The case came to light in February 2018 when one of the women, who had been a minor at the time of her abuse, reported what had happened to her school. The school forwarded the report to police, setting in motion an investigation that would eventually expose the full scope of Khan's crimes. During the trial, multiple victims—now adults, but children when they were assaulted—described how they had been forced to keep quiet. They spoke of the fear and helplessness they felt, trapped between their trust in a religious authority figure and the violation he inflicted upon them.
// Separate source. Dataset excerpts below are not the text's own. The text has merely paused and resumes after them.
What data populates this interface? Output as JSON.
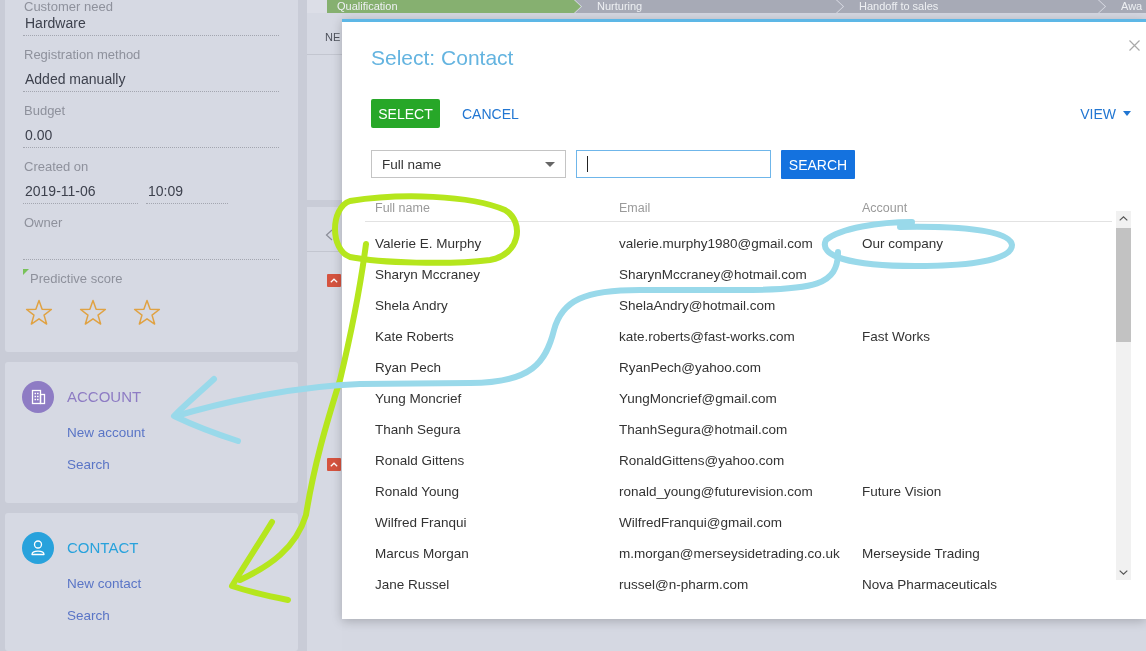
{
  "sidebar": {
    "fields": [
      {
        "label": "Customer need",
        "value": "Hardware"
      },
      {
        "label": "Registration method",
        "value": "Added manually"
      },
      {
        "label": "Budget",
        "value": "0.00"
      },
      {
        "label": "Created on",
        "value": "2019-11-06",
        "time": "10:09"
      },
      {
        "label": "Owner"
      }
    ],
    "predictive_score": {
      "label": "Predictive score",
      "stars": 0
    },
    "sections": [
      {
        "title": "ACCOUNT",
        "color": "#8e7cc4",
        "links": [
          "New account",
          "Search"
        ]
      },
      {
        "title": "CONTACT",
        "color": "#28a2dc",
        "links": [
          "New contact",
          "Search"
        ]
      }
    ]
  },
  "page": {
    "stages": [
      {
        "label": "Qualification",
        "selected": true
      },
      {
        "label": "Nurturing",
        "selected": false
      },
      {
        "label": "Handoff to sales",
        "selected": false
      },
      {
        "label": "Awa",
        "selected": false
      }
    ],
    "tab": "NE"
  },
  "dialog": {
    "title": "Select: Contact",
    "actions": [
      {
        "label": "SELECT",
        "kind": "primary"
      },
      {
        "label": "CANCEL",
        "kind": "link"
      }
    ],
    "view_menu": "VIEW",
    "filter": {
      "column": "Full name",
      "search_input": {
        "focused": true
      },
      "search_button": "SEARCH"
    },
    "table": {
      "columns": [
        "Full name",
        "Email",
        "Account"
      ],
      "rows": [
        {
          "full_name": "Valerie E. Murphy",
          "email": "valerie.murphy1980@gmail.com",
          "account": "Our company"
        },
        {
          "full_name": "Sharyn Mccraney",
          "email": "SharynMccraney@hotmail.com"
        },
        {
          "full_name": "Shela Andry",
          "email": "ShelaAndry@hotmail.com"
        },
        {
          "full_name": "Kate Roberts",
          "email": "kate.roberts@fast-works.com",
          "account": "Fast Works"
        },
        {
          "full_name": "Ryan Pech",
          "email": "RyanPech@yahoo.com"
        },
        {
          "full_name": "Yung Moncrief",
          "email": "YungMoncrief@gmail.com"
        },
        {
          "full_name": "Thanh Segura",
          "email": "ThanhSegura@hotmail.com"
        },
        {
          "full_name": "Ronald Gittens",
          "email": "RonaldGittens@yahoo.com"
        },
        {
          "full_name": "Ronald Young",
          "email": "ronald_young@futurevision.com",
          "account": "Future Vision"
        },
        {
          "full_name": "Wilfred Franqui",
          "email": "WilfredFranqui@gmail.com"
        },
        {
          "full_name": "Marcus Morgan",
          "email": "m.morgan@merseysidetrading.co.uk",
          "account": "Merseyside Trading"
        },
        {
          "full_name": "Jane Russel",
          "email": "russel@n-pharm.com",
          "account": "Nova Pharmaceuticals"
        }
      ]
    }
  }
}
Judge Leslie Cuthber, in pronouncing sentence, characterized Khan's conduct as the work of a serial rapist and child abuser. The judge noted the particular cruelty of Khan's method: he had maintained a public facade of respectability and piety while committing what Cuthber called "monstrous" abuse against women who had placed their confidence in him. Khan had calculated, the judge observed, that his social position would protect him—that no victim would dare come forward, and that if they did, no one would believe them over him.
Khan has maintained his innocence throughout the proceedings, a position he continues to hold. The victims, however, made clear in their statements to the court that they regard him as a permanent threat. They described him not as a man who might one day be rehabilitated, but as someone whose danger to society would persist for as long as he lived. The sentence of life imprisonment, with its 20-year minimum term, reflects the gravity of what the court found he had done—a systematic exploitation of religious authority to commit sexual violence against vulnerable members of his own faith community.
Notable Quotes
Under a public appearance of decorum and sanctity, he abused monstrous women who trusted him, all for his own sexual satisfaction.— Judge Leslie Cuthber, at sentencing
He is and will be, for as long as he lives, a threat to society.— Victims' statement to the court
The Hearth Conversation Another angle on the story
Why did it take so long for anyone to report what was happening? The abuse went on for nine years.
He was an imam. That position carries weight in a community—spiritual authority, respect, a kind of untouchability. The victims were young, some of them children. They were told he was possessed by a supernatural being. How do you report that? Who do you tell? And he was counting on exactly that silence.
The claim about being possessed by a jinn—was that something he invented, or did he exploit something already in the culture?
He took something from Islamic and Arab tradition and weaponized it. A jinn is a real concept in that worldview, but Khan twisted it into a tool of control. He wasn't possessed. He was using the language of the sacred to justify the profane.
What changed in 2018? Why did that one girl come forward when others hadn't?
She was in school. She had a teacher, a system outside the mosque, outside his reach. Sometimes it just takes one person in a position to listen and act. The school reported it. That broke the seal.
The judge said Khan thought he'd be protected by his position. Did he really believe that, or was he just hoping?
Probably both. Men like that often do believe their own mythology. But he was also calculating. He knew the power dynamics. He knew that in a tight community, reporting a religious leader is costly. He was wrong about one thing, though: he underestimated the courage it would take for women to break that silence once someone gave them a way to do it.